14. The system of claim 13, wherein the target organ is a pancreas or a lymph node.

15. The system of claim 13 of claim 14, wherein the 3D imaging system comprises a computerized tomography system and the 3D imaging data is derived from one or more computerized tomography scans.

16. The system of any one of claims 13-15, wherein the computing system is operable to utilize multiscale combinatorial grouping to generate target organ-specific superpixels based on learned boundary maps.

17. The system of any one of claims 13-16, wherein the computing system is operable to extract superpixels via continuous oriented watershed transform at three different scales supervisedly learned by HNN boundary.

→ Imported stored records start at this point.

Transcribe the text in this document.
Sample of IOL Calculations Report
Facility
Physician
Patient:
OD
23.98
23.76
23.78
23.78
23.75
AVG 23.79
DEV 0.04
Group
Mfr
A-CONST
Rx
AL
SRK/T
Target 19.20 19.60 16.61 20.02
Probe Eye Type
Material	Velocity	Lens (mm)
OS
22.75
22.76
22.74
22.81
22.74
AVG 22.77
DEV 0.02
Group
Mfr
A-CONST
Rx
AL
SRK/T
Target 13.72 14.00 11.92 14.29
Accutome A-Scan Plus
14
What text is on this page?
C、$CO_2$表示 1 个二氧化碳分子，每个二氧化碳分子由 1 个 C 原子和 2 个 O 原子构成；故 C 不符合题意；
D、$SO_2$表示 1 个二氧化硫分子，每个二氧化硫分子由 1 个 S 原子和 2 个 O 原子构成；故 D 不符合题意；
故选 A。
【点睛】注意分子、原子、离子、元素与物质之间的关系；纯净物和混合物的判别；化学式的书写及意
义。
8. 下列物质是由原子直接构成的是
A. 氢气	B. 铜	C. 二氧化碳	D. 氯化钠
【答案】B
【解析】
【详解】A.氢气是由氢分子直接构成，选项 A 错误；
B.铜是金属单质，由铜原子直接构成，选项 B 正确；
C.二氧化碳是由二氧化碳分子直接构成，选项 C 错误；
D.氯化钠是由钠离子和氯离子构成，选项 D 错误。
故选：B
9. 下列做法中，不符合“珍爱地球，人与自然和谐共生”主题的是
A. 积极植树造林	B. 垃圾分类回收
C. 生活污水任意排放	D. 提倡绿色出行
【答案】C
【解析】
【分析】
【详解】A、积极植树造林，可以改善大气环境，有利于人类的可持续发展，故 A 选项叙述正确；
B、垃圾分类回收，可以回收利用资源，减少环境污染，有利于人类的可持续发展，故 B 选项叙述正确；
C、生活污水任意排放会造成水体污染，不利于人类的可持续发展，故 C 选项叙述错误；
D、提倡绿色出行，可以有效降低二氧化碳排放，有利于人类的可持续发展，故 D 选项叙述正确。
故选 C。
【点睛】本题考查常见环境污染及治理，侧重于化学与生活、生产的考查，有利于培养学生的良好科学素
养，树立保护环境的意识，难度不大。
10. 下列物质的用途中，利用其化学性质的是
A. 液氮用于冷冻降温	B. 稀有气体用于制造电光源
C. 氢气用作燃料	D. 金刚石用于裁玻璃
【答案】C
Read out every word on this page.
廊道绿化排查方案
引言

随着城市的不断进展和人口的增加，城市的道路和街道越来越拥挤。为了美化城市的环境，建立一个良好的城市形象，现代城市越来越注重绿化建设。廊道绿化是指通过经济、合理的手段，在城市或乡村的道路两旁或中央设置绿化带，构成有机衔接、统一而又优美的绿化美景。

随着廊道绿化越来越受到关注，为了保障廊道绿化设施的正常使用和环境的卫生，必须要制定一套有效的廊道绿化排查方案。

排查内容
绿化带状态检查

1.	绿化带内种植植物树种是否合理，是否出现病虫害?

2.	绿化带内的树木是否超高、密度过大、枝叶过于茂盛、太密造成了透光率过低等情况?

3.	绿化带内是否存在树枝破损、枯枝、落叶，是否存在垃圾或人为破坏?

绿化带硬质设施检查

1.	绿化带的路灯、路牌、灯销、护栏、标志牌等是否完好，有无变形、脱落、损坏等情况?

18. The system of claim 17, wherein the computing system is operable to compute a hierarchy of superpixel partitions at each scale, and merge superpixels across scales.

19. The system of claim 18, wherein the computing system is operable to group merged superpixels into superpixel sets and using the superpixel sets for a subsequent spatial aggregation via random forest classification.

20. The system of claim 19, wherein the computing system is operable to use superpixel sets to generate features describing each superpixel using said features to train a random forest classifier on training positive or negative superpixels.

21. The system of claim 20, wherein the computing system is operable to obtain a final 3D organ segmentation by stacking slice predictions back into an original CT volume space.

22. One or more non-transitory computer readable media storing computer-executable instructions, which when executed by a computer cause the computer to perform the method of any one of claims 1-11.